Thursday, February 07, 2008

Playing with Fire...Brands

If we keep doing this...:

U.S. troops raided Baghdad's largest Shiite slum early Thursday and arrested 16 people, U.S. and Iraqi officials and witnesses said. The American military said one person died. [...]

Police and residents said American soldiers in Humvees backed by helicopters sealed off a block of the neighborhood and raided four houses. The front door lock on one of the houses was shattered by gunfire, and 22-year-old Arkan Abid Ali was shot in the chest and wounded, witnesses said. [...]

Ali was one of 16 Iraqis, including three teenage boys, detained by U.S. forces, an Iraqi police officer said on customary condition of anonymity.

Two women and an elderly man were also wounded and taken to Sadr City Hospital, he said. It was unclear which of the wounded had died.

...we're going to make it much harder for Sadr to overcome internal dissent sown by his decision to keep doing this:

Anti-U.S. cleric Moqtada al-Sadr has ordered his Mehdi Army militia to maintain its six-month ceasefire, Sadr's spokesman said on Thursday, while his militiamen clashed with Iraqi and U.S. soldiers.

Salah al-Ubaidi said the ceasefire, which expires later this month, should continue to be observed until militia members are told it is over or has been renewed.

Some members of Shi'ite cleric Sadr's bloc are pressuring him not to extend August 29's freeze on the feared Mehdi Army's activities, which has been vital to cutting violence in Iraq.

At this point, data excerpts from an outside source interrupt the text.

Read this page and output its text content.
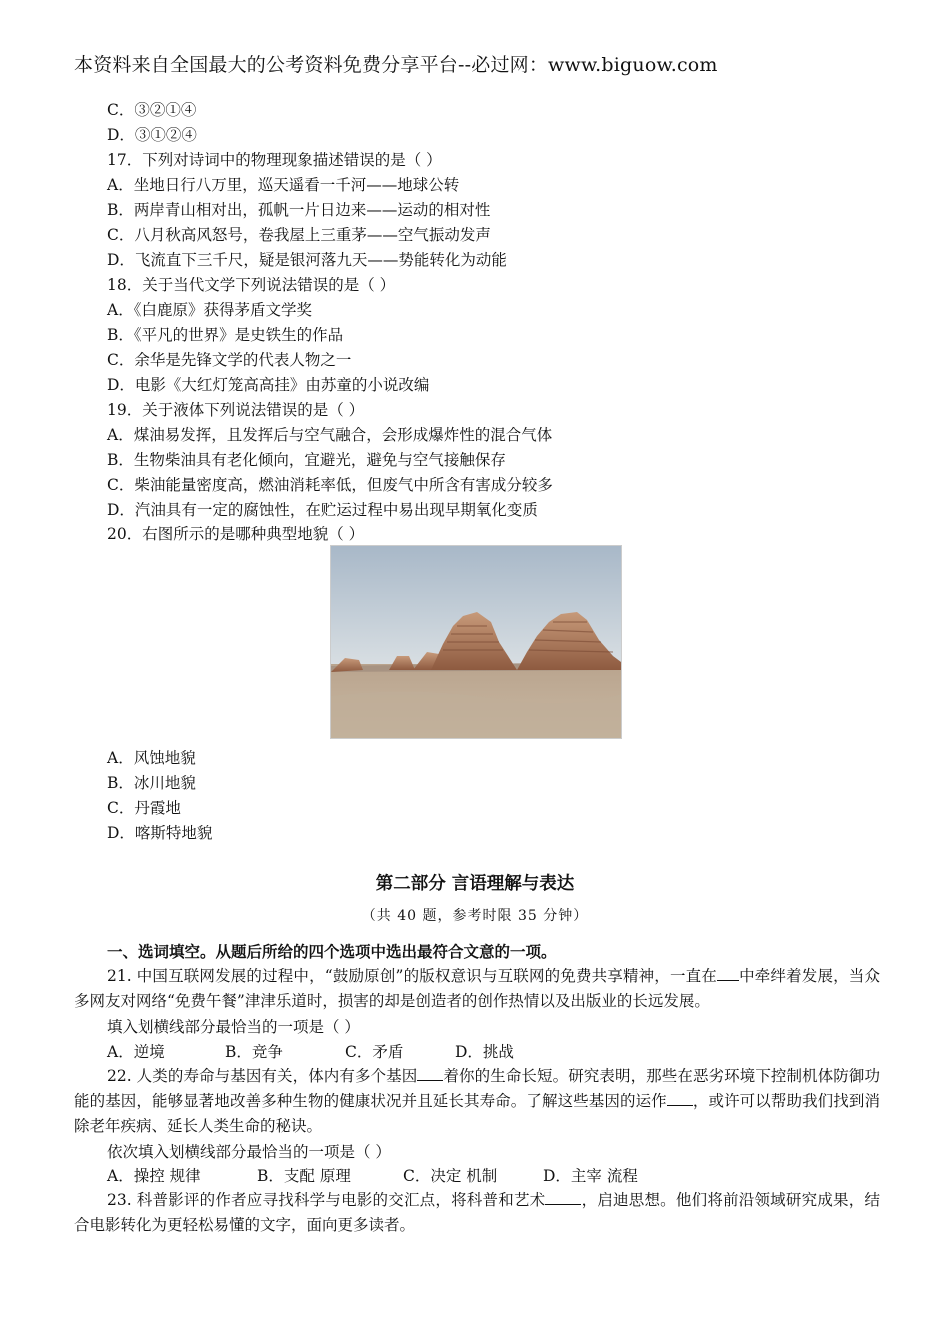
本资料来自全国最大的公考资料免费分享平台--必过网：www.biguow.com
C．③②①④
D．③①②④
17．下列对诗词中的物理现象描述错误的是（ ）
A．坐地日行八万里，巡天遥看一千河——地球公转
B．两岸青山相对出，孤帆一片日边来——运动的相对性
C．八月秋高风怒号，卷我屋上三重茅——空气振动发声
D．飞流直下三千尺，疑是银河落九天——势能转化为动能
18．关于当代文学下列说法错误的是（ ）
A．《白鹿原》获得茅盾文学奖
B．《平凡的世界》是史铁生的作品
C．余华是先锋文学的代表人物之一
D．电影《大红灯笼高高挂》由苏童的小说改编
19．关于液体下列说法错误的是（ ）
A．煤油易发挥，且发挥后与空气融合，会形成爆炸性的混合气体
B．生物柴油具有老化倾向，宜避光，避免与空气接触保存
C．柴油能量密度高，燃油消耗率低，但废气中所含有害成分较多
D．汽油具有一定的腐蚀性，在贮运过程中易出现早期氧化变质
20．右图所示的是哪种典型地貌（ ）
A．风蚀地貌
B．冰川地貌
C．丹霞地
D．喀斯特地貌
第二部分 言语理解与表达
（共 40 题，参考时限 35 分钟）
一、选词填空。从题后所给的四个选项中选出最符合文意的一项。
21. 中国互联网发展的过程中，“鼓励原创”的版权意识与互联网的免费共享精神，一直在 中牵绊着发展，当众多网友对网络“免费午餐”津津乐道时，损害的却是创造者的创作热情以及出版业的长远发展。
填入划横线部分最恰当的一项是（ ）
A．逆境	B．竞争	C．矛盾	D．挑战
22. 人类的寿命与基因有关，体内有多个基因 着你的生命长短。研究表明，那些在恶劣环境下控制机体防御功能的基因，能够显著地改善多种生物的健康状况并且延长其寿命。了解这些基因的运作 ，或许可以帮助我们找到消除老年疾病、延长人类生命的秘诀。
依次填入划横线部分最恰当的一项是（ ）
A．操控 规律	B．支配 原理	C．决定 机制	D．主宰 流程
23. 科普影评的作者应寻找科学与电影的交汇点，将科普和艺术 ，启迪思想。他们将前沿领域研究成果，结合电影转化为更轻松易懂的文字，面向更多读者。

As discussed a couple weeks back. Further, unless we can better prevent incidents such as these...:

Also Thursday, gunmen stormed a house northeast of Baghdad, separated out the women and children inside and killed three brothers — all members of a U.S.-backed neighborhood watch group, police said.

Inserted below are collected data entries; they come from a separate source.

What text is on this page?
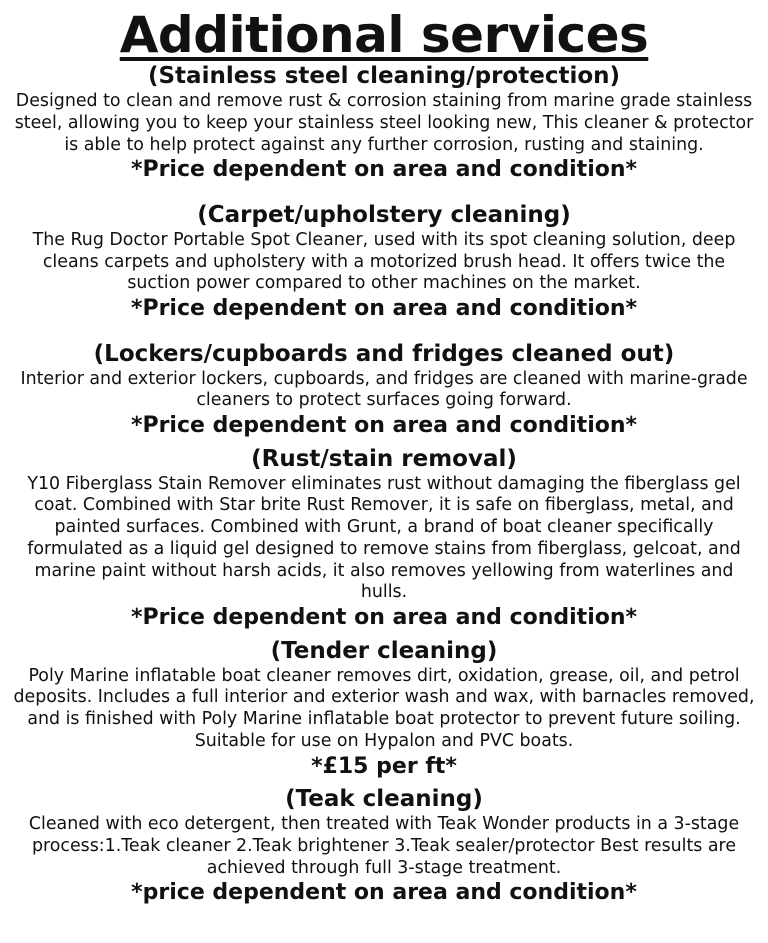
Additional services
(Stainless steel cleaning/protection)
Designed to clean and remove rust & corrosion staining from marine grade stainless steel, allowing you to keep your stainless steel looking new, This cleaner & protector is able to help protect against any further corrosion, rusting and staining.
*Price dependent on area and condition*
(Carpet/upholstery cleaning)
The Rug Doctor Portable Spot Cleaner, used with its spot cleaning solution, deep cleans carpets and upholstery with a motorized brush head. It offers twice the suction power compared to other machines on the market.
*Price dependent on area and condition*
(Lockers/cupboards and fridges cleaned out)
Interior and exterior lockers, cupboards, and fridges are cleaned with marine-grade cleaners to protect surfaces going forward.
*Price dependent on area and condition*
(Rust/stain removal)
Y10 Fiberglass Stain Remover eliminates rust without damaging the fiberglass gel coat. Combined with Star brite Rust Remover, it is safe on fiberglass, metal, and painted surfaces. Combined with Grunt, a brand of boat cleaner specifically formulated as a liquid gel designed to remove stains from fiberglass, gelcoat, and marine paint without harsh acids, it also removes yellowing from waterlines and hulls.
*Price dependent on area and condition*
(Tender cleaning)
Poly Marine inflatable boat cleaner removes dirt, oxidation, grease, oil, and petrol deposits. Includes a full interior and exterior wash and wax, with barnacles removed, and is finished with Poly Marine inflatable boat protector to prevent future soiling. Suitable for use on Hypalon and PVC boats.
*£15 per ft*
(Teak cleaning)
Cleaned with eco detergent, then treated with Teak Wonder products in a 3-stage process:1.Teak cleaner 2.Teak brightener 3.Teak sealer/protector Best results are achieved through full 3-stage treatment.
*price dependent on area and condition*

The attack happened early Thursday in the Muradiyah area near Baqouba, about 35 miles northeast of the capital. Such groups — comprised mostly of Sunni tribesman partnering with the Americans to oust al-Qaida from their hometowns — have become frequent targets recently because of their alliance with U.S. and Iraqi forces.

...the various civil wars will flare up again. But then, considering how many potential culprits there are behind these attacks (including our ostensible "allies" in the Iraqi government), I'm not overly optimistic about our ability to prevent these assassinations going forward.